Hey I will be at mitchells bay 6-2 thru 6-10 its always a blast I wont hardly fish in ohio cause I get so spoiled up there. All the info is correct don't tell anyone you are targeting smallmouth I don't think they come in till mid june catch em pic em and release em and hang on there are some big pike and musky in there goodluck


----------



## dteam14

Right on A, lol. Oh man. I'm leaving Friday before you get there. Sorry you'll have to catchem all again. Been doing this trip 20 years. Staying at Rex. Good luck.


----------



## dteam14

P. S. You are right about that place spoiling you


----------



## fishing247

this all awesome advice and i would like to add a few things.

1. fish the area in front of the stake line of the indian reserve. we caught a ton of fish in the 10ft of water there.

2. my best tube color was a 5 inch bluegill color.

2. if the wind is bad fish in canoe cut for large mouths throwing spinner baits. also you can take your boat down to the thames river on the southeast side of the lake and go out on st clair and make a left for about 1/2 mile and then make a left into the channel and fish there. we caught a ton of BIG large mouths and pike back there using spinner bait.

the mouth is also a great area to troll for muskies.

my largest musky came at the xe2 marker bouncing a 5 inch bluegill grub while drifting.

have fun!!!


----------



## Wmbuckeye557

I will be heading up June 9th through the 14. I can't wait. 


Posted using Outdoor Hub Campfire


----------



## NewbreedFishing

My group will be there May29-June9
We stay in Swan Creek/Anchor Bay
I am pretty excited b-c a few OGF'rs are joining me this time.

One week from today ladies!!

SPINNING
KMB411
NEWBREED NEIL
and trying to get SHAKEDOWN to run up


----------



## newbreed

And we slaughtered them Mitch ...... thanks for letting me tag along for a few days.


----------



## Wmbuckeye557

Care to be more specific. I leave tomorrow. 

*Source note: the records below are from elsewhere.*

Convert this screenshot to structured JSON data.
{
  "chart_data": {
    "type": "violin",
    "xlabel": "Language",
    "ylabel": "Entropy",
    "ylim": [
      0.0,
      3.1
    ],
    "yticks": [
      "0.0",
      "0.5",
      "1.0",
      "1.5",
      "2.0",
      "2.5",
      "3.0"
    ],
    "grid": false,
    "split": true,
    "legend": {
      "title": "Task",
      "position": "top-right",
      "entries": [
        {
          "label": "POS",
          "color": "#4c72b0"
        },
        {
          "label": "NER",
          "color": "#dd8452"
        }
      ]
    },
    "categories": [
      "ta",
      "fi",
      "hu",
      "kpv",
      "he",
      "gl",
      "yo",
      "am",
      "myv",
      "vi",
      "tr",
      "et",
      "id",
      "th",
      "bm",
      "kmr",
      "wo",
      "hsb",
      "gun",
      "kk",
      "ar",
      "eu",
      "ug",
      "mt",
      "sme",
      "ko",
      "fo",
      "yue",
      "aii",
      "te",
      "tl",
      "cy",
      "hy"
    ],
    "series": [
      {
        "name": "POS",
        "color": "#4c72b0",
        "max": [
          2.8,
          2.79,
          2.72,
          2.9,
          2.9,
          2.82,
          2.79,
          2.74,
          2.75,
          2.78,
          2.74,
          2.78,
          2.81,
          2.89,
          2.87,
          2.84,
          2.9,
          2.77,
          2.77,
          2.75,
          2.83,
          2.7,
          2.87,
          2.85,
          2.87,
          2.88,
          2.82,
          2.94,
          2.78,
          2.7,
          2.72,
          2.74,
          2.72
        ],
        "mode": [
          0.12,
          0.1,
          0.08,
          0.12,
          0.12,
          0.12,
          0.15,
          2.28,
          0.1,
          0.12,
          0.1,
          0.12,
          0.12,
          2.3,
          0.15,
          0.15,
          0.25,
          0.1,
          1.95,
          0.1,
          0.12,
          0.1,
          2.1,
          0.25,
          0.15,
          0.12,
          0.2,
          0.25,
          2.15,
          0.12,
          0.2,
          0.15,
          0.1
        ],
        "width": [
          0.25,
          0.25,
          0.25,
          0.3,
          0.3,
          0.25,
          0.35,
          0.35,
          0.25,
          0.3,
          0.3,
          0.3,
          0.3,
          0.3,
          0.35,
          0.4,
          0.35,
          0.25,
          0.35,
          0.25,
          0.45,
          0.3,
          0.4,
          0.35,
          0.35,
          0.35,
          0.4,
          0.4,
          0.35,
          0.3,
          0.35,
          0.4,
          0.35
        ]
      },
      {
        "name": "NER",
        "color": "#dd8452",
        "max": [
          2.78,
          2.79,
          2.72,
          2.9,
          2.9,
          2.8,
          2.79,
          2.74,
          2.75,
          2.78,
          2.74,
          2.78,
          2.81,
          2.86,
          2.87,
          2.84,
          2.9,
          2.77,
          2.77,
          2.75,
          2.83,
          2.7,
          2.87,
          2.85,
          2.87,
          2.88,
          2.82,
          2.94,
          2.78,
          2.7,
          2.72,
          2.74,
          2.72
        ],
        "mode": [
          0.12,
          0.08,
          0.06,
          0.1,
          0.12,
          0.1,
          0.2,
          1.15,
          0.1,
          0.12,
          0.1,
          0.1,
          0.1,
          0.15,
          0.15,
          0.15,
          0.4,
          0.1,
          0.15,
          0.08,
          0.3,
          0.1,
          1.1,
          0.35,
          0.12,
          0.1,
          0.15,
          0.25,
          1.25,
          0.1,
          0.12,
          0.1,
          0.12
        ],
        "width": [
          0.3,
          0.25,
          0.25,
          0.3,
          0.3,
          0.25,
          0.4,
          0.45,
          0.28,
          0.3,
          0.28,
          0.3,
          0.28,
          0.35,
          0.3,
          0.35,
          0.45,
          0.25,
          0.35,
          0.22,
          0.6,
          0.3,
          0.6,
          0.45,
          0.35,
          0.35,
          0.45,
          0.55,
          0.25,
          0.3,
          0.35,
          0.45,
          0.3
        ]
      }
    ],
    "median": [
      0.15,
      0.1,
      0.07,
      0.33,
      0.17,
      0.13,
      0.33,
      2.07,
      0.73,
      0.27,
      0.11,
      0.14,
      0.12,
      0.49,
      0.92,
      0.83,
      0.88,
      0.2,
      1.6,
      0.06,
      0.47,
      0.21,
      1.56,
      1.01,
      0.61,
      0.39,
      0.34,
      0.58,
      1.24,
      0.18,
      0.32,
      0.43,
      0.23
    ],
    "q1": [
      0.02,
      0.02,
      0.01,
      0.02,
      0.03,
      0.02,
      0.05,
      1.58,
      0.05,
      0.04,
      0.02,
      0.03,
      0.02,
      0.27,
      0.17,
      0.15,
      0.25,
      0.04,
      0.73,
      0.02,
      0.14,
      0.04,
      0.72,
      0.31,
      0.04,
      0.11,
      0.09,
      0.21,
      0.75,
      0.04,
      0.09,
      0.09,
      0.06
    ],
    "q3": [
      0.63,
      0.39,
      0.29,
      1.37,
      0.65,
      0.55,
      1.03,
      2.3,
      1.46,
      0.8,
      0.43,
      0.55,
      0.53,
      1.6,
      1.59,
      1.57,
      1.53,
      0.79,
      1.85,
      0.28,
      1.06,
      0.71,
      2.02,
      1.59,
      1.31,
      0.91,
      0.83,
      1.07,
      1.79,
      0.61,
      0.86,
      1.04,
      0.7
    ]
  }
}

Posted using Outdoor Hub Campfire


----------



## Scum_Frog

a buddy and I are hoping to make a trip up in a couple of weeks....you guys have me real nervous though about going so shallow....would hate to be running hard and just instantly shoot up....:| we ice fish there and seen a ton of big fish and caught a ton of 13-18" largemouths.....literally everyone came in and hit the jig....was crazy!!! I want to go up there though soon!


----------